The team members were Dr. Butch Baker, senior clinician at Iowa State University College of Veterinary Medicine; Dr. Eric Neumann, previously with the National Pork Board and now a senior lecturer at the Massey University veterinary institute in New Zealand; Ying Fang, PhD, a veterinary microbiologist at South Dakota State University, who is originally from China; Dick Hesse, PhD, director of diagnostic virology at Kansas State University College of Veterinary Medicine; and Johnny Callahan, senior scientist specializing in development of viral assays at Tetracore Inc., one of the trip's sponsors.

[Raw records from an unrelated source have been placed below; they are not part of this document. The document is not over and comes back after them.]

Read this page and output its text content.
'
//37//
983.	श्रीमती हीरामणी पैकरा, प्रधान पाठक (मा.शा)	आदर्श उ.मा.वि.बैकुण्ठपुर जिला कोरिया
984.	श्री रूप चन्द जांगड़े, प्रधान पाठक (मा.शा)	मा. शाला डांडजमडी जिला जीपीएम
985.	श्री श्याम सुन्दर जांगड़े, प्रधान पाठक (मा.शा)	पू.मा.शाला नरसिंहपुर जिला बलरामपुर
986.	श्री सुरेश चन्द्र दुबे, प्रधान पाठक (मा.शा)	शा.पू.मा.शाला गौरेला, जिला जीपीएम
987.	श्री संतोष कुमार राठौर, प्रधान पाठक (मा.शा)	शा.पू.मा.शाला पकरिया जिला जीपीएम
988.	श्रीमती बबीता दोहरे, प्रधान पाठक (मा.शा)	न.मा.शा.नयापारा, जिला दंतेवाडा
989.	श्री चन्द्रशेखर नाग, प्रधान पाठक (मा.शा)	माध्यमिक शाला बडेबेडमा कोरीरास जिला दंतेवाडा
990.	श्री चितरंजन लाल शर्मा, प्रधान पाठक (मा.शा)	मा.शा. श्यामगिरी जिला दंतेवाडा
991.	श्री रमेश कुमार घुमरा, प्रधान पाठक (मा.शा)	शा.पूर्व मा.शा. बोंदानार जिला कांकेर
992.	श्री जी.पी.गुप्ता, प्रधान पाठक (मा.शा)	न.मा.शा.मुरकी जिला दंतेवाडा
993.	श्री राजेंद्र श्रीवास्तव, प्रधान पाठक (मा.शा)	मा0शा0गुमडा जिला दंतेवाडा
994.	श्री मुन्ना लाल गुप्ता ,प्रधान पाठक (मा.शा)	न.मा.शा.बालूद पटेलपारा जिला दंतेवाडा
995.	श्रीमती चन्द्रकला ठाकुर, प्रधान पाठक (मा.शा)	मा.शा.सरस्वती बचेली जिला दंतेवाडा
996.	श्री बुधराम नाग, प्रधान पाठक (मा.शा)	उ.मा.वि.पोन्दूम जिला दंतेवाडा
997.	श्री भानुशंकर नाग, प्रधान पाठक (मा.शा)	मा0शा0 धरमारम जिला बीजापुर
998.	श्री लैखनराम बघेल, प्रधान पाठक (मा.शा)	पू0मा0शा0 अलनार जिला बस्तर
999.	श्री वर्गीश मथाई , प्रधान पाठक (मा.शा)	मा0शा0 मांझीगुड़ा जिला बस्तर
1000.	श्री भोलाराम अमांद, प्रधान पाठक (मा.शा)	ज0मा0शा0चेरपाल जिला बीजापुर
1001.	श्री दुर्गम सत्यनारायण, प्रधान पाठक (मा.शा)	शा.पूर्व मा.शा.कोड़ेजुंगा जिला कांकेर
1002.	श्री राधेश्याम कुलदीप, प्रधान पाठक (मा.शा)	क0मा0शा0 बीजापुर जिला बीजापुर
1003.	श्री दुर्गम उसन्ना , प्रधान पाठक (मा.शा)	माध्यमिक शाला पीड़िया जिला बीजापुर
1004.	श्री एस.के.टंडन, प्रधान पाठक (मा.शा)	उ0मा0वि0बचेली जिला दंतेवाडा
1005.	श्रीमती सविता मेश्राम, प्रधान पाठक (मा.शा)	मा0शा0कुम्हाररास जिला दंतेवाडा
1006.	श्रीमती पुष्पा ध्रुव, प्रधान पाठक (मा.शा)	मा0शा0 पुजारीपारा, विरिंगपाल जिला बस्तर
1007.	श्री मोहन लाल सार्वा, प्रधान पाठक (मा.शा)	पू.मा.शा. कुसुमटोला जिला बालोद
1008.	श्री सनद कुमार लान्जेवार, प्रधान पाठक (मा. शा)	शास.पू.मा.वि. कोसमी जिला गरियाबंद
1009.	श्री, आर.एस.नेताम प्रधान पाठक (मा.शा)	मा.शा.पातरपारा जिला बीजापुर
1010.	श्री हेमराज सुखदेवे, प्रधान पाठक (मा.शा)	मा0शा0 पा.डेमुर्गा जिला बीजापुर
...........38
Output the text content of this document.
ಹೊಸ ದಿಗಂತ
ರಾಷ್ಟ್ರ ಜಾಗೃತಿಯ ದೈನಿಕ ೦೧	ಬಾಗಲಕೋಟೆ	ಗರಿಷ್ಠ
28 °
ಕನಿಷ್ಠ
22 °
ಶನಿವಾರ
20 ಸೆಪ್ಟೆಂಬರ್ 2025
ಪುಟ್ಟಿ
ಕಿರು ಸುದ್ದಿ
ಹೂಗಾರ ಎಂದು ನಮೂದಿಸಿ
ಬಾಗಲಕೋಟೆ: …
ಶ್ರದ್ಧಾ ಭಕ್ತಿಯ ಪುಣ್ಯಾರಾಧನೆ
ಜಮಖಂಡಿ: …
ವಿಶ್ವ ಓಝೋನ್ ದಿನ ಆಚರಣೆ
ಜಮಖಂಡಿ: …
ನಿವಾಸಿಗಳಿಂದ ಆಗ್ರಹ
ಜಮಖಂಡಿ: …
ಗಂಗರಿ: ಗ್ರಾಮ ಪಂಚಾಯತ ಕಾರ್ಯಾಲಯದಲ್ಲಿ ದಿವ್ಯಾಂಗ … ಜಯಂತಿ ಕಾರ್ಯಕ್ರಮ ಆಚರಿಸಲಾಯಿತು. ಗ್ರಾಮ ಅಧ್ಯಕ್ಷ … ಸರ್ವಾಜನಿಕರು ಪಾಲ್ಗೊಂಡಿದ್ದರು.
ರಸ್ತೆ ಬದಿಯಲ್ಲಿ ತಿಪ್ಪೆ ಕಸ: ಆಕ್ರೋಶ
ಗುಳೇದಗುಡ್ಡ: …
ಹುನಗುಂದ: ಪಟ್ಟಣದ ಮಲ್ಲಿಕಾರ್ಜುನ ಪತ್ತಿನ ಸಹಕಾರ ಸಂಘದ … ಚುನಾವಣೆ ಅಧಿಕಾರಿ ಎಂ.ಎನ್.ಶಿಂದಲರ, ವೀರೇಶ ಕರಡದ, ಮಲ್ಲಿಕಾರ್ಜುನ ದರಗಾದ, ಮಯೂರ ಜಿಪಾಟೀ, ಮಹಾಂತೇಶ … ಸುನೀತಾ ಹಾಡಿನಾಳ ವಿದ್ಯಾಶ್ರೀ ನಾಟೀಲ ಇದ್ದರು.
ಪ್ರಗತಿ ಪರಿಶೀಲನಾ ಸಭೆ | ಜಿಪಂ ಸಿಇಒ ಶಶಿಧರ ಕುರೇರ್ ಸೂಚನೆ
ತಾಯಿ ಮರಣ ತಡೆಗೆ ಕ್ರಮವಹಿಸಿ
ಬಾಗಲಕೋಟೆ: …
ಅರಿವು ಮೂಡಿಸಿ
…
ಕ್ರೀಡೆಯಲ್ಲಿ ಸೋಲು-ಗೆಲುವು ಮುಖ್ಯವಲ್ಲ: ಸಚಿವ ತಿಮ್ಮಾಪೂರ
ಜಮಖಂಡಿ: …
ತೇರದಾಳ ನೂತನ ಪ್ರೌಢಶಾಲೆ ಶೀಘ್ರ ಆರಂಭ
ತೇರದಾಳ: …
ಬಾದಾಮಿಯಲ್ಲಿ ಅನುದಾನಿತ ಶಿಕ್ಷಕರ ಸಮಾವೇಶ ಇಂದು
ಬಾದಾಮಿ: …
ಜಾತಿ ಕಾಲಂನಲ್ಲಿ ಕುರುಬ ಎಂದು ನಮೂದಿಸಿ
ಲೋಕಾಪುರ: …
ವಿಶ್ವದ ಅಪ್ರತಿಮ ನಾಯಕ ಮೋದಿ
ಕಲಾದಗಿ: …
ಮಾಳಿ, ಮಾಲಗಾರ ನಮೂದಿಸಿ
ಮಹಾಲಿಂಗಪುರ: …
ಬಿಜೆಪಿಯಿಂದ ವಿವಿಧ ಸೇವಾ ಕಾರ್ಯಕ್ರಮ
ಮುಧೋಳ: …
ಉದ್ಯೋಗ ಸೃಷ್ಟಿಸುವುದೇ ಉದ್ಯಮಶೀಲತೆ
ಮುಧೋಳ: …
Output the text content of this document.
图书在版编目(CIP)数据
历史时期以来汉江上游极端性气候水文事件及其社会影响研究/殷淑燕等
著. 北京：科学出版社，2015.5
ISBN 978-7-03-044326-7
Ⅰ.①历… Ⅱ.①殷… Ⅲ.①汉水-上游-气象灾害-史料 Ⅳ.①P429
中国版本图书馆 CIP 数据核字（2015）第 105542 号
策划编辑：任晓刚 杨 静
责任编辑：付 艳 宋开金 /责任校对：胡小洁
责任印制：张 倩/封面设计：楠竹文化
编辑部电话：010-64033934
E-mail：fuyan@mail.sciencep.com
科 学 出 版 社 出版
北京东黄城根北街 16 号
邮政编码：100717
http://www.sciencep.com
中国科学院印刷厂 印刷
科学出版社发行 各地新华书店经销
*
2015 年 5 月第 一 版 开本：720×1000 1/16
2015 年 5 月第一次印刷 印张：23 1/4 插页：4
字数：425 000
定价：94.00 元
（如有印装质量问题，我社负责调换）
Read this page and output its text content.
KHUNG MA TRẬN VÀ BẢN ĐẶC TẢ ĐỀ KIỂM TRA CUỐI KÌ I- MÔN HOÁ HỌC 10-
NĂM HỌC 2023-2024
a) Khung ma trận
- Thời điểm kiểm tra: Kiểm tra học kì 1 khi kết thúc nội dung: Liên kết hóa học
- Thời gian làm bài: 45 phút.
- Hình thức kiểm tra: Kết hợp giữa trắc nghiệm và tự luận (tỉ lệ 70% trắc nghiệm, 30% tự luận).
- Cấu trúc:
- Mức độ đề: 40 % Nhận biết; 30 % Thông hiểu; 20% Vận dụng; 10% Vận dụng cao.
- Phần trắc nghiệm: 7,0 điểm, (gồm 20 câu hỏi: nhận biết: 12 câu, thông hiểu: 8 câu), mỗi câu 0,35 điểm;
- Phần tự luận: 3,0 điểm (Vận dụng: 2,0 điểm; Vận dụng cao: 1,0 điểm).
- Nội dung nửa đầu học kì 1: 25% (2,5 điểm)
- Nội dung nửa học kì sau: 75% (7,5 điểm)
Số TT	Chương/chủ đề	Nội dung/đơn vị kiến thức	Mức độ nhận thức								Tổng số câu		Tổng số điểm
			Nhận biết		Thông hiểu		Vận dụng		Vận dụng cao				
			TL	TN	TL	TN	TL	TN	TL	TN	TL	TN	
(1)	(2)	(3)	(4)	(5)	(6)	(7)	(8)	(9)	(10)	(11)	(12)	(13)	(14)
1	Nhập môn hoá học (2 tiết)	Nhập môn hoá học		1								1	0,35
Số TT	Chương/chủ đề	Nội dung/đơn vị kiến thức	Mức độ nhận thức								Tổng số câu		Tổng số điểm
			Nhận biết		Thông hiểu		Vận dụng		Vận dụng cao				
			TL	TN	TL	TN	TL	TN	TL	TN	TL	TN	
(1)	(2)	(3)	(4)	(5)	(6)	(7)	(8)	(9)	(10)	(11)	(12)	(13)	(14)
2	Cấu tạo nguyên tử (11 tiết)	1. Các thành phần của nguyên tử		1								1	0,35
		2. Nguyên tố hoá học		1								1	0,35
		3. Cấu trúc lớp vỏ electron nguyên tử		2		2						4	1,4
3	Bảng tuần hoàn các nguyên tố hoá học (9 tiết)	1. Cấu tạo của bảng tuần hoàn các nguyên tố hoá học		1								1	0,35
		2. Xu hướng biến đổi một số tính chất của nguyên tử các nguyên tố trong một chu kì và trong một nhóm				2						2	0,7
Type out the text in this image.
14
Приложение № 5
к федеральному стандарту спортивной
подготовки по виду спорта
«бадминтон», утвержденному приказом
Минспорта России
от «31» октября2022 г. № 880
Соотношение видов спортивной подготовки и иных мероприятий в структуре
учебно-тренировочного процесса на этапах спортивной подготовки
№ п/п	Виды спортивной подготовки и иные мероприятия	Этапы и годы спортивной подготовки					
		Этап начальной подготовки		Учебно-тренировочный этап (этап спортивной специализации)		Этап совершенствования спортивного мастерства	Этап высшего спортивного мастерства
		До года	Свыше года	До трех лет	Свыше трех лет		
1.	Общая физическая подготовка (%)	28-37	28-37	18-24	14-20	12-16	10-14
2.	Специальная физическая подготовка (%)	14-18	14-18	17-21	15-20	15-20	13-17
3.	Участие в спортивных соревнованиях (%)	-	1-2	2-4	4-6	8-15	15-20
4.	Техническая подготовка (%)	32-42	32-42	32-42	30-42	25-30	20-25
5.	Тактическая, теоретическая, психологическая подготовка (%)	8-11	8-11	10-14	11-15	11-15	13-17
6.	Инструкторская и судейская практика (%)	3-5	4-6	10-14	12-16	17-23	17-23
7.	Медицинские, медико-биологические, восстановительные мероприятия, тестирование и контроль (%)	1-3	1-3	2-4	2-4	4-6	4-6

Dr. Neumann recounted the visit for the board of the American Association of Swine Veterinarians, also a trip sponsor, during the AASV annual meeting in March. Team members spent two weeks visiting farms to observe the clinical signs of the high-fever disease in pigs, collecting samples to test for viral agents, and consulting with Chinese scientists. Real-time assays identified the presence of porcine reproductive and respiratory syndrome virus, classical swine fever virus, and porcine circovirus type 2b. Tests did not find African swine fever virus or PCV2a.

According to a brief summary from the National Pork Board, another trip sponsor, the most common combination of agents in pigs with the disease was the PRRS and PCV2b viruses—and the second most common was the CSF and PCV2b viruses.

A letter in the November/December 2007 issue of the Journal of Swine Health and Production, from two English veterinarians who also traveled to China recently, suggested that co-infection with an American strain of PRRS virus and a virulent CSF virus is a possible cause of the high-fever disease. The letter adds that Chinese scientists have focused on the theory that the problem is a highly pathogenic PRRS virus strain.

The National Pork Board noted, in its summary of the December investigative trip by U.S. scientists, that swine diseases in China may pose biosecurity risks for the global pork industry. The team seeks to publish its findings in the near future.